Ce qui était nouveau, c'était le fait que, même si mon cœur faisait son numéro de combat ou de fuite, au secours-nous sommes-une-proie-et-HEY-STUPID-C'EST-UN-VAMPIRE, j'étais heureux de le voir. Ridicule mais vrai. Effrayant mais vrai.
(What was new was the fact that, despite my heart doing its fight-or-flight, help-we're-prey-and-HEY-STUPID-THAT'S-A-VAMPIRE number, I was glad to see him. Ridiculous but true.

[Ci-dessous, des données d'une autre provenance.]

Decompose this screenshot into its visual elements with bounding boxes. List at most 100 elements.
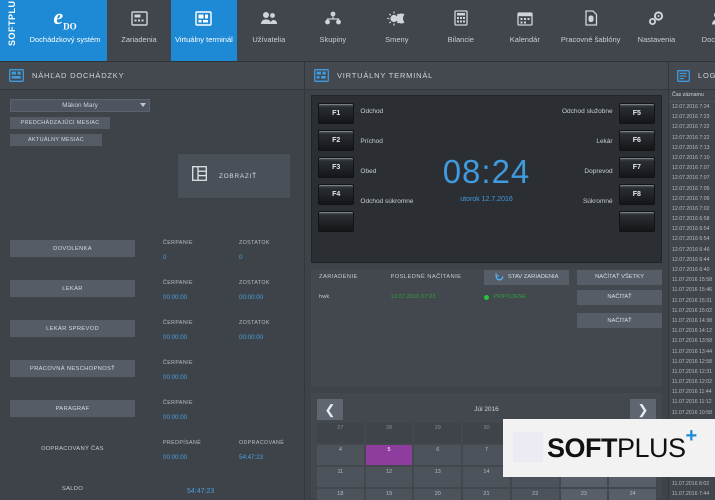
col-value: 00:00:00 <box>163 374 211 381</box>
calendar-day[interactable]: 19 <box>366 489 413 500</box>
show-button[interactable]: ZOBRAZIŤ <box>178 154 290 198</box>
calendar-day[interactable]: 20 <box>414 489 461 500</box>
function-key-right-blank[interactable] <box>619 211 655 232</box>
function-key-left-blank[interactable] <box>318 211 354 232</box>
list-item[interactable]: 12.07.2016 7:22 <box>669 122 715 132</box>
list-item[interactable]: 11.07.2016 11:44 <box>669 387 715 397</box>
terminal-label-prichod: Príchod <box>360 138 442 168</box>
device-icon <box>131 5 148 31</box>
lekar-button[interactable]: LEKÁR <box>10 280 135 297</box>
list-item[interactable]: 11.07.2016 14:38 <box>669 316 715 326</box>
calendar-day[interactable]: 21 <box>463 489 510 500</box>
list-item[interactable]: 12.07.2016 7:10 <box>669 153 715 163</box>
calendar-next-button[interactable]: ❯ <box>630 399 656 420</box>
list-item[interactable]: 11.07.2016 8:02 <box>669 479 715 489</box>
calendar-day[interactable]: 18 <box>317 489 364 500</box>
nav-item-uzivatelia[interactable]: Užívatelia <box>237 0 301 61</box>
nav-label: Smeny <box>385 35 408 44</box>
pracovna-neschopnost-button[interactable]: PRACOVNÁ NESCHOPNOSŤ <box>10 360 135 377</box>
calendar-day[interactable]: 12 <box>366 467 413 487</box>
function-key-f3[interactable]: F3 <box>318 157 354 178</box>
calendar-day[interactable]: 28 <box>366 423 413 443</box>
list-item[interactable]: 12.07.2016 6:44 <box>669 255 715 265</box>
list-item[interactable]: 12.07.2016 7:07 <box>669 163 715 173</box>
paragraf-button[interactable]: PARAGRAF <box>10 400 135 417</box>
list-item[interactable]: 11.07.2016 10:58 <box>669 408 715 418</box>
calendar-day[interactable]: 13 <box>414 467 461 487</box>
nav-item-virtualny-terminal[interactable]: Virtuálny terminál <box>171 0 237 61</box>
list-item[interactable]: 11.07.2016 15:46 <box>669 285 715 295</box>
list-item[interactable]: 11.07.2016 14:12 <box>669 326 715 336</box>
list-item[interactable]: 12.07.2016 6:40 <box>669 265 715 275</box>
calendar-prev-button[interactable]: ❮ <box>317 399 343 420</box>
user-select[interactable]: Mäkon Mary <box>10 99 150 112</box>
list-item[interactable]: 11.07.2016 15:58 <box>669 275 715 285</box>
calendar-day[interactable]: 29 <box>414 423 461 443</box>
nav-label: Nastavenia <box>638 35 676 44</box>
function-key-f4[interactable]: F4 <box>318 184 354 205</box>
device-status-label: STAV ZARIADENIA <box>508 274 559 280</box>
list-item[interactable]: 12.07.2016 7:06 <box>669 194 715 204</box>
calendar-day[interactable]: 24 <box>609 489 656 500</box>
lekar-sprevod-button[interactable]: LEKÁR SPREVOD <box>10 320 135 337</box>
nav-label: Skupiny <box>319 35 346 44</box>
nav-item-bilancie[interactable]: Bilancie <box>429 0 493 61</box>
list-item[interactable]: 12.07.2016 7:05 <box>669 184 715 194</box>
calendar-day[interactable]: 6 <box>414 445 461 465</box>
list-item[interactable]: 12.07.2016 6:58 <box>669 214 715 224</box>
calendar-day[interactable]: 23 <box>561 489 608 500</box>
calendar-day[interactable]: 22 <box>512 489 559 500</box>
list-item[interactable]: 12.07.2016 7:23 <box>669 112 715 122</box>
list-item[interactable]: 11.07.2016 7:44 <box>669 489 715 499</box>
function-key-f7[interactable]: F7 <box>619 157 655 178</box>
nav-item-smeny[interactable]: Smeny <box>365 0 429 61</box>
function-key-f1[interactable]: F1 <box>318 103 354 124</box>
previous-month-button[interactable]: PREDCHÁDZAJÚCI MESIAC <box>10 117 110 129</box>
list-item[interactable]: 11.07.2016 11:12 <box>669 397 715 407</box>
function-key-f8[interactable]: F8 <box>619 184 655 205</box>
list-item[interactable]: 11.07.2016 12:31 <box>669 367 715 377</box>
dovolenka-button[interactable]: DOVOLENKA <box>10 240 135 257</box>
col-label: ČERPANIE <box>163 360 211 366</box>
list-item[interactable]: 11.07.2016 13:44 <box>669 347 715 357</box>
calendar-day[interactable]: 4 <box>317 445 364 465</box>
balance-row: PRACOVNÁ NESCHOPNOSŤ ČERPANIE 00:00:00 <box>0 360 305 400</box>
list-item[interactable]: 12.07.2016 7:07 <box>669 173 715 183</box>
current-month-button[interactable]: AKTUÁLNY MESIAC <box>10 134 102 146</box>
nav-item-skupiny[interactable]: Skupiny <box>301 0 365 61</box>
list-item[interactable]: 11.07.2016 12:58 <box>669 357 715 367</box>
function-key-f5[interactable]: F5 <box>619 103 655 124</box>
calendar-day[interactable]: 27 <box>317 423 364 443</box>
list-item[interactable]: 11.07.2016 15:31 <box>669 296 715 306</box>
nav-item-nastavenia[interactable]: Nastavenia <box>624 0 688 61</box>
function-key-f6[interactable]: F6 <box>619 130 655 151</box>
list-item[interactable]: 12.07.2016 7:24 <box>669 102 715 112</box>
gear-icon <box>647 5 665 31</box>
load-all-button[interactable]: NAČÍTAŤ VŠETKY <box>577 270 662 285</box>
nav-item-dochadzkovy-system[interactable]: eDO Dochádzkový systém <box>23 0 107 61</box>
table-row[interactable]: hwk 12.07.2016 07:23 PRIPOJENÉ NAČÍTAŤ <box>311 288 662 306</box>
left-panel-controls: Mäkon Mary PREDCHÁDZAJÚCI MESIAC AKTUÁLN… <box>0 90 304 155</box>
load-device-button[interactable]: NAČÍTAŤ <box>577 290 662 305</box>
load-extra-button[interactable]: NAČÍTAŤ <box>577 313 662 328</box>
list-item[interactable]: 12.07.2016 7:02 <box>669 204 715 214</box>
list-item[interactable]: 12.07.2016 6:54 <box>669 234 715 244</box>
list-item[interactable]: 12.07.2016 6:46 <box>669 245 715 255</box>
list-item[interactable]: 11.07.2016 12:02 <box>669 377 715 387</box>
calendar-day[interactable]: 11 <box>317 467 364 487</box>
edo-logo-icon: eDO <box>53 5 76 31</box>
brand-strip: SOFTPLUS <box>0 0 23 61</box>
function-key-f2[interactable]: F2 <box>318 130 354 151</box>
calendar-day-selected[interactable]: 5 <box>366 445 413 465</box>
list-item[interactable]: 12.07.2016 6:54 <box>669 224 715 234</box>
nav-item-dochadzka[interactable]: Dochádzka <box>688 0 715 61</box>
nav-item-pracovne-sablony[interactable]: Pracovné šablóny <box>557 0 625 61</box>
nav-item-kalendar[interactable]: Kalendár <box>493 0 557 61</box>
nav-item-zariadenia[interactable]: Zariadenia <box>107 0 171 61</box>
list-item[interactable]: 12.07.2016 7:13 <box>669 143 715 153</box>
list-item[interactable]: 12.07.2016 7:22 <box>669 133 715 143</box>
list-item[interactable]: 11.07.2016 15:02 <box>669 306 715 316</box>
device-status-button[interactable]: STAV ZARIADENIA <box>484 270 569 285</box>
list-item[interactable]: 11.07.2016 13:58 <box>669 336 715 346</box>
watermark-bold: SOFT <box>547 433 617 464</box>
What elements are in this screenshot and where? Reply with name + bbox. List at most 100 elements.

Scary but true.)
Dans le livre « Sunshine » de Robin McKinley, le protagoniste éprouve un mélange de peur et de soulagement lorsqu'il rencontre un vampire. Malgré l'inquiétude instinctive que signale son cœur, elle se sent heureuse de le voir, mettant en évidence une réponse émotionnelle complexe qui contraste avec les peurs sociétales des vampires. Cela révèle un conflit interne entre ses instincts et ses sentiments.
La réaction du personnage capture la tension entre danger et fascination. Bien qu'elle soit consciente de la menace potentielle que représente un vampire, sa joie de le voir indique un lien plus profond, suggérant que la peur peut coexister avec l'attirance ou le désir. Cette dualité ajoute de la profondeur à son personnage, rendant son expérience à la fois pertinente et intrigante.